I was introduced to Dr. King on the receiving line. “And what are you doing for our people,” he asked. I told him my cousin and I and two others had desegregated New York City’s schools. He told me that what I was doing was “important.” He then lifted my awestruck chin and called me “pretty.”
Growing up a child of the Integration Generation, in those days when “pretty” and “important” were about as good as a Negro girl could hope to feel, you could say I was “raised” by Dr. King.
The next day as my mother brushed my hair for school, I saw a different me in the mirror.
At 8-years-old, Northern white parents had spat on me and torn my clothes for trespassing what they saw as turf and I saw as school. Now, touched by King, I felt cleansed. I was a child “raised” by Dr. King. His words liberated me. He made me feel what every person – man, woman, child – wants to feel: validated, heard, understood.
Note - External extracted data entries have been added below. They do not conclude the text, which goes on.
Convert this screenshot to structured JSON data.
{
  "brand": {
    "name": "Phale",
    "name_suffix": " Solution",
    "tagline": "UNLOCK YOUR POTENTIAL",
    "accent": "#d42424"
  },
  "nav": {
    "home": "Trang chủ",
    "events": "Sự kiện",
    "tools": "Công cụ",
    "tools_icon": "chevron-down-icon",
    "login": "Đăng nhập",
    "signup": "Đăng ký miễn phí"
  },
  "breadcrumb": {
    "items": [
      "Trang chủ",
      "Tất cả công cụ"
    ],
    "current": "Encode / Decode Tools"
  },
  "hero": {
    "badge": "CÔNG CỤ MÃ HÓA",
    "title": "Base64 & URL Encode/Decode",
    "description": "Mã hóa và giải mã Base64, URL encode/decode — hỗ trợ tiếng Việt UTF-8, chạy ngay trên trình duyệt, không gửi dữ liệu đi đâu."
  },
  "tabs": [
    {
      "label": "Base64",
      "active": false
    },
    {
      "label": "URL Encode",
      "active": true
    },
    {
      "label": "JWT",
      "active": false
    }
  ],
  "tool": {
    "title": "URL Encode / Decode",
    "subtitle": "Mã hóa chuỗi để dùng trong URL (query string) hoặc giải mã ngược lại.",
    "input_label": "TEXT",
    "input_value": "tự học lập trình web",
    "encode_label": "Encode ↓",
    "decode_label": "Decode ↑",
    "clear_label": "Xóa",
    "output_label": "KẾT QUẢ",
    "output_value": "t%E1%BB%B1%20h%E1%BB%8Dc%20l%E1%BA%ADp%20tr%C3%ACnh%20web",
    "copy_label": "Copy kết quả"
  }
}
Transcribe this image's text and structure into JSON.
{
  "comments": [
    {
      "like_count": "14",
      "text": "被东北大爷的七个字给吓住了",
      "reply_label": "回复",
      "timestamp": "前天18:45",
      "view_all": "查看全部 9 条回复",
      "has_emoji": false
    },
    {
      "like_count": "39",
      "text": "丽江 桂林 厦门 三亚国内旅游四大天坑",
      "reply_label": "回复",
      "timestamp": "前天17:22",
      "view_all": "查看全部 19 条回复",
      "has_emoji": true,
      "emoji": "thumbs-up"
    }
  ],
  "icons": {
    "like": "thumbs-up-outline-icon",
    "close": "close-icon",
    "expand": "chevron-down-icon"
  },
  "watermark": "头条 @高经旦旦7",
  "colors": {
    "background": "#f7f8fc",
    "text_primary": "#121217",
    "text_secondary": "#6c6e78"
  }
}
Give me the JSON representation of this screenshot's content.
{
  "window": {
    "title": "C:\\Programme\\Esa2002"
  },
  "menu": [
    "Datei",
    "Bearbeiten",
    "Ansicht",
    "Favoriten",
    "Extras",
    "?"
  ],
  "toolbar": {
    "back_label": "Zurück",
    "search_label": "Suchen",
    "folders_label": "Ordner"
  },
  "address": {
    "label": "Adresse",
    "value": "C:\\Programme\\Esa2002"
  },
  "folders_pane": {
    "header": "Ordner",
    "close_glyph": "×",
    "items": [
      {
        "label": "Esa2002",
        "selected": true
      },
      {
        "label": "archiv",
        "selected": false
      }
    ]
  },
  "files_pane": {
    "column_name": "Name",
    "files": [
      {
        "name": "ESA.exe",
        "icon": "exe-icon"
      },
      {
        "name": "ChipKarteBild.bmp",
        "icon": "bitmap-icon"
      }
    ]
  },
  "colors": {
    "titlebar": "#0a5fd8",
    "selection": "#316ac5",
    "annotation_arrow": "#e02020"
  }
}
His touch, his caring, his generosity, was also a charge: a life's mission; a gift of spirit for me to share with people I meet; with audiences everywhere I go; with you.
That moment, that charge Dr. King gave a 10-year-old girl, is the gift of spirit I share with audiences in my lectures, in my books, in every experience.
"In this life," my grandmother said, "all things are one." The gifts we are given are gifts for the common good. Gifts to share. So we must walk the walk, talk the talk, live the life.
In this world, too, said my grandfather: "Let no one contaminate your mind."